Over a year after the filters were purchased, SUSD tells ABC10 that nearly $3.6 million worth of the virus-killing devices are still sitting in boxes, not installed.

"The Stockton Unified School District Board of Education felt compelled to provide protection to students, teachers and staff during the COVID Pandemic.   SUSD purchased 2,172 highly vetted air filtration units. 802 units have been installed," the district said in a statement to ABC10 Wednesday. "The district is currently preparing a bid to install the remaining 1,369 units because the company, IAQ, was not able to complete the install. The safety of students, teachers and staff remain a top priority."

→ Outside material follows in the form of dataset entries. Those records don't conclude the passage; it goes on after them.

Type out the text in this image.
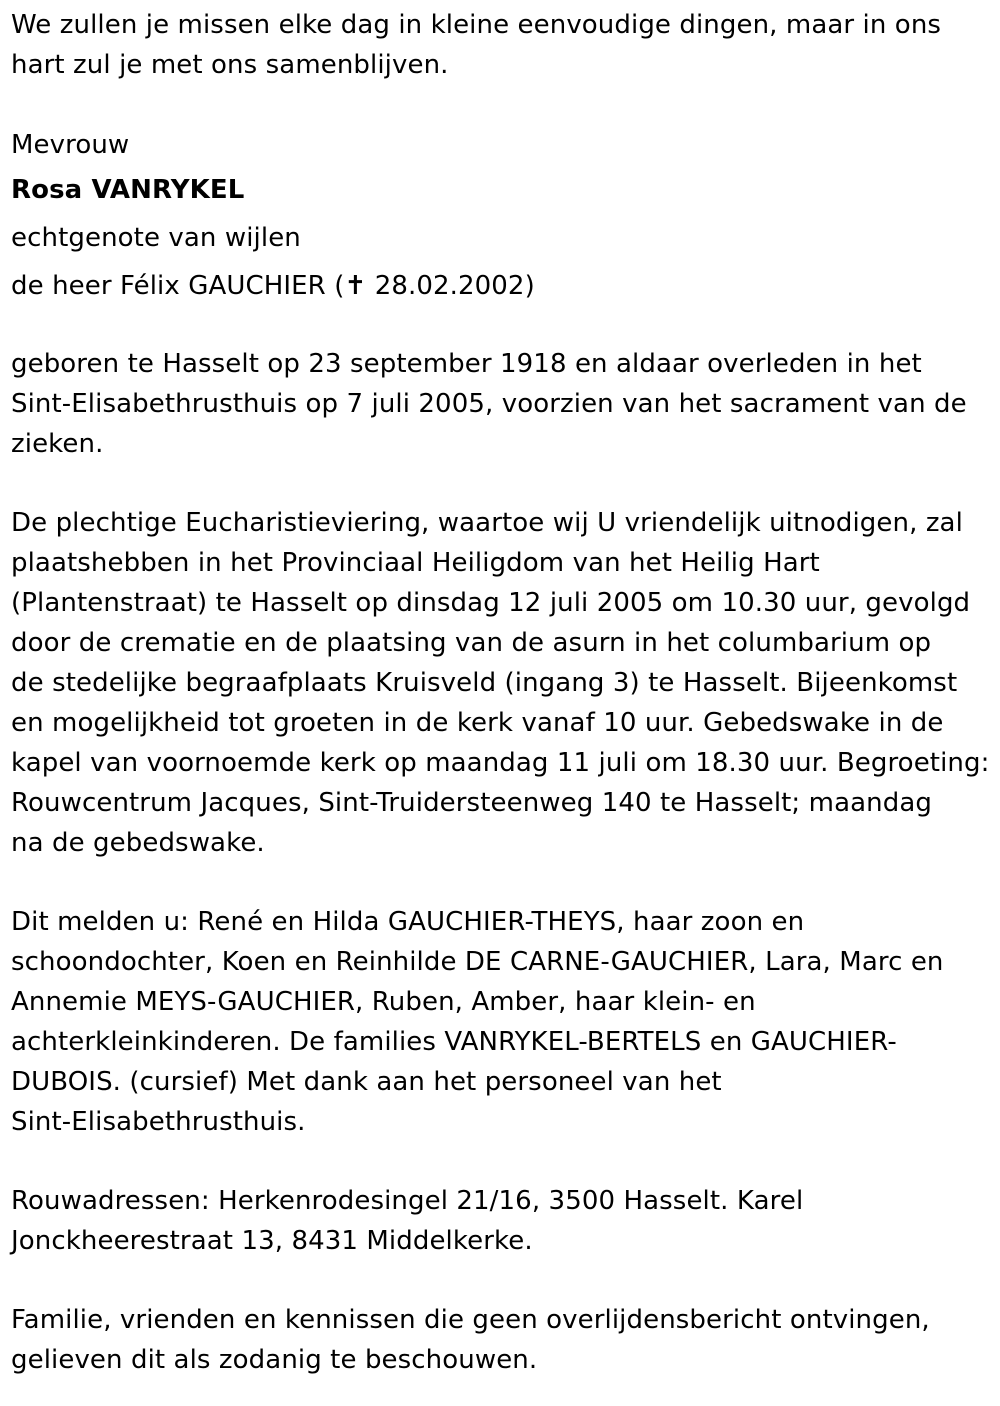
We zullen je missen elke dag in kleine eenvoudige dingen, maar in ons
hart zul je met ons samenblijven.
Mevrouw
Rosa VANRYKEL
echtgenote van wijlen
de heer Félix GAUCHIER (✝ 28.02.2002)
geboren te Hasselt op 23 september 1918 en aldaar overleden in het
Sint-Elisabethrusthuis op 7 juli 2005, voorzien van het sacrament van de
zieken.
De plechtige Eucharistieviering, waartoe wij U vriendelijk uitnodigen, zal
plaatshebben in het Provinciaal Heiligdom van het Heilig Hart
(Plantenstraat) te Hasselt op dinsdag 12 juli 2005 om 10.30 uur, gevolgd
door de crematie en de plaatsing van de asurn in het columbarium op
de stedelijke begraafplaats Kruisveld (ingang 3) te Hasselt. Bijeenkomst
en mogelijkheid tot groeten in de kerk vanaf 10 uur. Gebedswake in de
kapel van voornoemde kerk op maandag 11 juli om 18.30 uur. Begroeting:
Rouwcentrum Jacques, Sint-Truidersteenweg 140 te Hasselt; maandag
na de gebedswake.
Dit melden u: René en Hilda GAUCHIER-THEYS, haar zoon en
schoondochter, Koen en Reinhilde DE CARNE-GAUCHIER, Lara, Marc en
Annemie MEYS-GAUCHIER, Ruben, Amber, haar klein- en
achterkleinkinderen. De families VANRYKEL-BERTELS en GAUCHIER-
DUBOIS. (cursief) Met dank aan het personeel van het
Sint-Elisabethrusthuis.
Rouwadressen: Herkenrodesingel 21/16, 3500 Hasselt. Karel
Jonckheerestraat 13, 8431 Middelkerke.
Familie, vrienden en kennissen die geen overlijdensbericht ontvingen,
gelieven dit als zodanig te beschouwen.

The air filters, which cost SUSD $2,667 each, according to board records, were part of the subject of a grand jury investigation into mismanagement at the district, released in June.

According to the grand jury report, during a January school board meeting, a trustee endorsed a company to sell the UVC air filters to the school district.

That company was unable to meet the conditions required by the district, according to the grand jury.

"The practice of a trustee recommending a vendor is unusual and may be considered or perceived as a conflict of interest," the report said.

Soon after, the superintendent at the time, John Ramirez Jr. who has since resigned, ordered staffers to begin the request for proposals process for the project to find a supplier of UVC air filters for the district. 

The process, required by law, allows companies to bid to be chosen as the district's supplier. District staffers analyze the bids by assigning each of them a score and determining which ones would be best for the district.

In the end, five companies, including IAQ, went before the school board for approval to be the air filter vendor. IAQ, the company that was scored the lowest by Stockton Unified staff members, was the one that board members chose to become the district's supplier.

According to the grand jury report, the school district paid IAQ $2.9 million of the $7.3 million contract in August but, a search of the California Secretary of State's website by May showed that IAQ was no longer registered to conduct business in the state.

Now, SUSD said a new request for proposals must go out in order for the remaining 63% of filters to be installed by a different company.

District officials said the new request for proposals is in the process of being created. 

Stockton Unified School District's fall semester begins Friday, two days before Dr. Traci Miller takes the helm at the district as SUSD's second interim superintendent since the month of June.